また、各処理手段は、コンピュータ上で所定のプログラムを実行させることにより構成することにしてもよいし、これらの処理内容の少なくとも一部をハードウェア的に実現することとしてもよい。 Further, each processing means may be configured by executing a predetermined program on a computer, or at least a part of these processing contents may be realized by hardware.

［変形例］
識別器構築装置において説明した処理は、記載の順にしたがって時系列に実行されるのみならず、処理を実行する装置の処理能力あるいは必要に応じて並列的にあるいは個別に実行されてもよい。 [Modification]
The processes described in the discriminator construction apparatus are not only executed in chronological order according to the order of description, but may be executed in parallel or individually according to the processing capability of the apparatus that executes the processing or as necessary.
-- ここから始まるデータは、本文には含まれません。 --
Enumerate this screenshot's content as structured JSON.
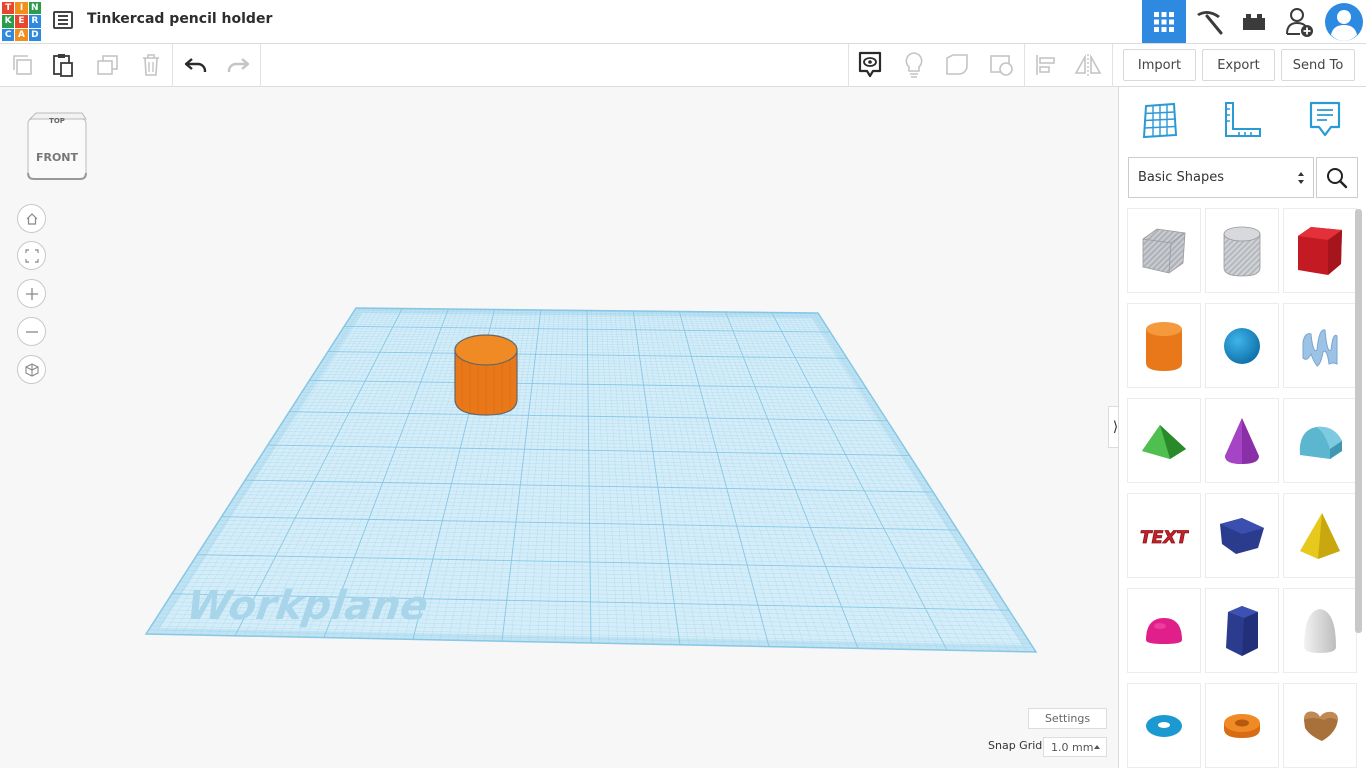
{
  "header": {
    "logo_letters": [
      "T",
      "I",
      "N",
      "K",
      "E",
      "R",
      "C",
      "A",
      "D"
    ],
    "logo_colors": [
      "#e8472e",
      "#f18e1c",
      "#2b9c4c",
      "#2b9c4c",
      "#e8472e",
      "#2d8ae0",
      "#2d8ae0",
      "#f18e1c",
      "#2d8ae0"
    ],
    "design_title": "Tinkercad pencil holder",
    "icons": [
      "3d-design-icon",
      "pickaxe-icon",
      "bricks-icon",
      "add-user-icon",
      "avatar-icon"
    ]
  },
  "toolbar": {
    "actions": [
      "copy",
      "paste",
      "duplicate",
      "delete",
      "undo",
      "redo"
    ],
    "view_tools": [
      "notes-toggle",
      "hint-bulb",
      "solid-shape",
      "hole-shape",
      "align",
      "mirror"
    ],
    "import_label": "Import",
    "export_label": "Export",
    "send_to_label": "Send To"
  },
  "canvas": {
    "viewcube": {
      "top_label": "TOP",
      "front_label": "FRONT"
    },
    "nav_buttons": [
      "home-view",
      "fit-all",
      "zoom-in",
      "zoom-out",
      "perspective"
    ],
    "workplane_label": "Workplane",
    "objects": [
      {
        "type": "cylinder",
        "color": "#f08a24"
      }
    ],
    "settings_label": "Settings",
    "snap_grid_label": "Snap Grid",
    "snap_grid_value": "1.0 mm"
  },
  "panel": {
    "tabs": [
      "workplane-grid",
      "ruler",
      "notes"
    ],
    "library_select": "Basic Shapes",
    "shapes": [
      {
        "name": "box-hole",
        "color": "#b9bcc2"
      },
      {
        "name": "cylinder-hole",
        "color": "#c3c6cb"
      },
      {
        "name": "box",
        "color": "#d1202a"
      },
      {
        "name": "cylinder",
        "color": "#f08a24"
      },
      {
        "name": "sphere",
        "color": "#1a8fd0"
      },
      {
        "name": "scribble",
        "color": "#9cc2e6"
      },
      {
        "name": "roof",
        "color": "#3aa43a"
      },
      {
        "name": "cone",
        "color": "#8a2fa8"
      },
      {
        "name": "round-roof",
        "color": "#5cb6cf"
      },
      {
        "name": "text",
        "color": "#c3222b"
      },
      {
        "name": "polygon",
        "color": "#2b3b8e"
      },
      {
        "name": "pyramid",
        "color": "#e7c81d"
      },
      {
        "name": "half-sphere",
        "color": "#e01f8a"
      },
      {
        "name": "polygon-prism",
        "color": "#2b3b8e"
      },
      {
        "name": "paraboloid",
        "color": "#dedede"
      },
      {
        "name": "torus",
        "color": "#1b9ad2"
      },
      {
        "name": "tube",
        "color": "#f08a24"
      },
      {
        "name": "heart",
        "color": "#a8703a"
      }
    ],
    "text_shape_label": "TEXT"
  }
}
その他、この発明の趣旨を逸脱しない範囲で適宜変更が可能であることはいうまでもない。 In addition, it goes without saying that changes can be made as appropriate without departing from the spirit of the present invention.

Claims

A voice section detection unit that detects a voice section in the input voice signal;
A voice recognition unit that performs voice recognition on the detected voice section and obtains a voice recognition result and the reliability of the voice recognition result;
An utterance intention determining unit that determines whether or not the utterance intention assumed by the dialogue system is included in the voice section based on the voice recognition result;
In the reliability is the first one sound voice interval is a speech segment that contains is the utterance intention not less than the predetermined threshold value, the reliability speech interval does not contain the speech intention is equal to or less than a predetermined threshold value An identification unit that identifies a certain second voice section;
A feature amount calculation unit that calculates a feature amount of each of the first voice section and the second voice section,
A classifier constructing unit configured to construct a classifier for identifying the presence or absence of an utterance intention with respect to the dialogue system using the calculated feature amount;
A classifier construction apparatus including:

A voice section detection step of detecting a voice section in the input voice signal,
A voice recognition step of performing voice recognition on the detected voice section to obtain a voice recognition result and the reliability of the voice recognition result;
An utterance intention determining unit that determines whether or not the utterance intended by the dialogue system is included in the voice section based on the result of the voice recognition,
Identifying portion, the reliability and the second one sound voice interval is a speech segment that contains is the utterance intention not less than the predetermined threshold value, the reliability contains the utterance intention is equal to or less than a predetermined threshold value An identification step for identifying a second voice section that is not a voice section;
A feature value calculating step of calculating a feature value of each of the first voice section and the second voice section,
A classifier constructing unit configured to construct a classifier for identifying presence / absence of an utterance intention with respect to the dialogue system using the calculated feature amount;
A classifier construction method including:

A program for causing a computer to function as each unit of the discriminator construction apparatus according to claim 1.